Keiko Hatano's series of national flowers embroidered onto camouflage cloth takes a different tack: witnessing the exquisite. Traditionally rendered, the works find inspiration in the Japanese custom of collecting communal stitches to adorn stomach bands, given as symbolic protection to young soldiers. Hatano's red close-up flowers stitch themselves along a tree-grows-in-Brooklyn theory: Beauty — quietly, ordinarily, regardless of poverty or strife — blossoms stubbornly on this soil and that alike.

"Evidence," poet Gail Harada's shadow-box assemblage, superimposes personal relics — charts, bills, blood counts and vials that track the artist's chemotherapy treatment for cancer — onto journalistic accounts of Iraqi war dead. The two mounting horrors bleed visually into each other: A newspaper charts the war's march through Iraqi cities as circular orange blotches that cluster and expand, much as cells divide and multiply into intractable, insidious growths. It's good visual instinct to conflate the two processes — and effective, exposing both as oddly distant and dehumanizing.

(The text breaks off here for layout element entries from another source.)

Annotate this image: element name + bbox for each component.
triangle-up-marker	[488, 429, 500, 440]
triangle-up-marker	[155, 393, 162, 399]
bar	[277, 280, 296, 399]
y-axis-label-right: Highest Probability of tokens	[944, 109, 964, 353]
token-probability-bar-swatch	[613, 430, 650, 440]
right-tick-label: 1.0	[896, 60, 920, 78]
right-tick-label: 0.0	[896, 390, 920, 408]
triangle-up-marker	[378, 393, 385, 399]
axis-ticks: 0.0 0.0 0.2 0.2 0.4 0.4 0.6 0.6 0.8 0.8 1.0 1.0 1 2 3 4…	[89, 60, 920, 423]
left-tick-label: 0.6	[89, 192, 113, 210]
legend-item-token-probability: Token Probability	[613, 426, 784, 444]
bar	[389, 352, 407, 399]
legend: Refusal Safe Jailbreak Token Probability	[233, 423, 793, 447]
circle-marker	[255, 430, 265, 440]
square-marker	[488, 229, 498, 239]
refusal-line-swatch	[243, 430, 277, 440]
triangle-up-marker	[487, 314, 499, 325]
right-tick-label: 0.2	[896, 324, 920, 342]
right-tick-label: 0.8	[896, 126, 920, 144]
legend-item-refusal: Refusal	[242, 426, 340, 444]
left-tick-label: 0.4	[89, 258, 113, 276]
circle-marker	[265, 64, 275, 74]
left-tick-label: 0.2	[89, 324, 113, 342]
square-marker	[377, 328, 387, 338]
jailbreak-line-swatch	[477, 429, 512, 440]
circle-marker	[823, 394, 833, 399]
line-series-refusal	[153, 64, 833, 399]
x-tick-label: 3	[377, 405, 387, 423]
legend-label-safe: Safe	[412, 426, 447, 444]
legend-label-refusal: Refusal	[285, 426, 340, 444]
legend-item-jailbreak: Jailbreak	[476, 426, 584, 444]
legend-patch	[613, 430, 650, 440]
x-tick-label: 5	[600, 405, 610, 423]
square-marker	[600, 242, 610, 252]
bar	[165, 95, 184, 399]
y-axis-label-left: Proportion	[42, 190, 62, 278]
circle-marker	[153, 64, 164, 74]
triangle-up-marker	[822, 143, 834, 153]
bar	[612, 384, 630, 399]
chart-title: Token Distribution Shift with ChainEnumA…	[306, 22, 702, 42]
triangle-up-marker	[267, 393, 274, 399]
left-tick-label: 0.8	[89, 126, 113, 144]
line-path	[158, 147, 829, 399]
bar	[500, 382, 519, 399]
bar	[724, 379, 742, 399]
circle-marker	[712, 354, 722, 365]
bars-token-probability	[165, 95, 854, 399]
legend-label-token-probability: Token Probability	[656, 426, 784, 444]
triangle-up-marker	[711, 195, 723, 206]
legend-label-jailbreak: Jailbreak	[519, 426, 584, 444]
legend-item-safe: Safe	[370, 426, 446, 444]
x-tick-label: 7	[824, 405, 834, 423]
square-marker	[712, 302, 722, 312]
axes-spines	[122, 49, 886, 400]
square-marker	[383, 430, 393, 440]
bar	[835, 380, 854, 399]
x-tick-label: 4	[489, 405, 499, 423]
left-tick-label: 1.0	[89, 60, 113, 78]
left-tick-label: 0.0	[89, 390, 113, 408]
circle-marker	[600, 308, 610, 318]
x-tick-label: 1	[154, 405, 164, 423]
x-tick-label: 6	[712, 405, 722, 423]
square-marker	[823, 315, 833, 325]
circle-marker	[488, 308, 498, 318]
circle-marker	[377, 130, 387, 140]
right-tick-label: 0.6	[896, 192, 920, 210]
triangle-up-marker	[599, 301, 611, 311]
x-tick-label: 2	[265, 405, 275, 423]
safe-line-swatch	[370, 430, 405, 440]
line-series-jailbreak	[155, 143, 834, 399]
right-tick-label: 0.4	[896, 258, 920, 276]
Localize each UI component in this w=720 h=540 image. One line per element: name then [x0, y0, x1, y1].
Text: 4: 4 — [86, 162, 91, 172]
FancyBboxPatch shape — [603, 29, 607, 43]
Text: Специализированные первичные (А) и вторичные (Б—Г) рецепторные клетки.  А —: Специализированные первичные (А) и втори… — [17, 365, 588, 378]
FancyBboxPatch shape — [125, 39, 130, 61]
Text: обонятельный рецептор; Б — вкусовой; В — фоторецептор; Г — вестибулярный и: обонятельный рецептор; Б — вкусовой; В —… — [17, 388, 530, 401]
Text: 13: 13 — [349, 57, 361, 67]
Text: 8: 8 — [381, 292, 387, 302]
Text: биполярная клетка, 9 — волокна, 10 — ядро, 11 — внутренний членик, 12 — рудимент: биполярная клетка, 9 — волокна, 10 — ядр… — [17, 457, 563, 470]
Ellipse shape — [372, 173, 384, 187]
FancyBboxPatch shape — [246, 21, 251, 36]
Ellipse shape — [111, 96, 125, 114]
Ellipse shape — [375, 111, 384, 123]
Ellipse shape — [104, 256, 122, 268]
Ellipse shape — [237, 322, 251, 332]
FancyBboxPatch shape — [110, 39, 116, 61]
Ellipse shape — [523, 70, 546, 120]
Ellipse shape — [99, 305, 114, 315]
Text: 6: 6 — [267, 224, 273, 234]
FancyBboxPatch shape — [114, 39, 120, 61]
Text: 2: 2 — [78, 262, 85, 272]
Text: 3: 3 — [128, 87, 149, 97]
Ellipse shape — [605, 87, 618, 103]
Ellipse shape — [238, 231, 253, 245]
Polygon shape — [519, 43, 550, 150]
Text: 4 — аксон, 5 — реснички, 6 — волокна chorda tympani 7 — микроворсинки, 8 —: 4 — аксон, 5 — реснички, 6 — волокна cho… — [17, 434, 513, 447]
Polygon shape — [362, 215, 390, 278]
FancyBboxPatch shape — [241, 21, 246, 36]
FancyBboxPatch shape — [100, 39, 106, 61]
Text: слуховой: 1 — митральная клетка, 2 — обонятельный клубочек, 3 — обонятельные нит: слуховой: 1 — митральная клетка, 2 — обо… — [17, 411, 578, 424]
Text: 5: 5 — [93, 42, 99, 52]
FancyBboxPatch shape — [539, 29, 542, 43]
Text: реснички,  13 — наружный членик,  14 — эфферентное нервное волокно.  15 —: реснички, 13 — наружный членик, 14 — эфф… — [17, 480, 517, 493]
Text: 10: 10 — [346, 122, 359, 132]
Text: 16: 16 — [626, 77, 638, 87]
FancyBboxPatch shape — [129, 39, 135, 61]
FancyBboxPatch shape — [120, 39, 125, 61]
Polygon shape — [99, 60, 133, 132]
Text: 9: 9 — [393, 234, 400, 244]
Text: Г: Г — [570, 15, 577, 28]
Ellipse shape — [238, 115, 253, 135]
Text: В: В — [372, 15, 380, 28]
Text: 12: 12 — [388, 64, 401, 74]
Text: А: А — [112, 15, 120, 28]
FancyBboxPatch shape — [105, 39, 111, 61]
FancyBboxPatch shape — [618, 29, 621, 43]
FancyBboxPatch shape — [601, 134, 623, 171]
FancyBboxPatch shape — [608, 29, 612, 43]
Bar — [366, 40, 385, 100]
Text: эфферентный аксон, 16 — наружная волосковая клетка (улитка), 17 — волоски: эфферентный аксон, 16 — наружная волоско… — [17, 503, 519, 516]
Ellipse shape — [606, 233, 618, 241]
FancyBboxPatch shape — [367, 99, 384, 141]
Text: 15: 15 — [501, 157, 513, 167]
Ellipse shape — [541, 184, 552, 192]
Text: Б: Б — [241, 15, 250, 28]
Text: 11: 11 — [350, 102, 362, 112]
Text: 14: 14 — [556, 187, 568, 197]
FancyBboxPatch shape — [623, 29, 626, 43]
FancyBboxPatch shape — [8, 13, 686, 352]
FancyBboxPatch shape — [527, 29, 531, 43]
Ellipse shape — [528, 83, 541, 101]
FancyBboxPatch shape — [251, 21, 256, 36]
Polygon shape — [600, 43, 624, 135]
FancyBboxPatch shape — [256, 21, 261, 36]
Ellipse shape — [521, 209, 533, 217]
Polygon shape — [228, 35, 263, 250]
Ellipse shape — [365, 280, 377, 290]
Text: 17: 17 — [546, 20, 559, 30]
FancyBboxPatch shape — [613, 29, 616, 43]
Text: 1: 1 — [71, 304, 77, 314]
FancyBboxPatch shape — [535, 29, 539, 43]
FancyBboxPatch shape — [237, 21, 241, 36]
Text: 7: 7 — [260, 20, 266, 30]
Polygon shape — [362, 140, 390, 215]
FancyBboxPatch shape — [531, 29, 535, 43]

The modern artist has long played social jester and conscience, provoking with raw, risky methods — from Hannah Hoch's fascist-era collages to Andres Serrano's infamous corporeal comment on commodification of religion, "Piss Christ." The relative reticence of "Witnessing" belies undercurrents of rage and terror. Camouflage fabric stretched over embroidery hoops is perfect and new; frames of rose-petaled paper encase medical waste. Such neatness appears quaint and sanitized in an era marked by the proliferation of images, a hyper-awareness that renders recent horrors unusually vivid.

Though these six artists approach extraordinary ideas with grace and sincerity, their politeness also may invite unintended consequences. For example, Ohtani's sublime homeless figure levitates cleanly above ground, carefully draped — and concealed — in a high-tech sheet, creating a strangely comfortable, voyeuristic environment. When asked by the artist to name their most prized possessions, most visitors respond in positive, abstract terms ("life itself") that fail to implicate or draw themselves into the messy web of having versus not-having.

Kim-Campuspos' glass-jar assemblages duly note this irony: A container preserves memory, but also imposes structure — an imposition that her work attributes to the Western need to "define and label" indigenous cultural beliefs. For this reason, her strongest piece conceptually is "Po," a jar sealed and painted in opaque black, obscuring its contents.

It's true that history has a terrible track record of abusive containment. But maybe that need to classify and frame experience, to make it tractable, is also sometimes simply human: Witness "Witnessing."

Freelance writer Marie Carvalho covers art, literature and theater.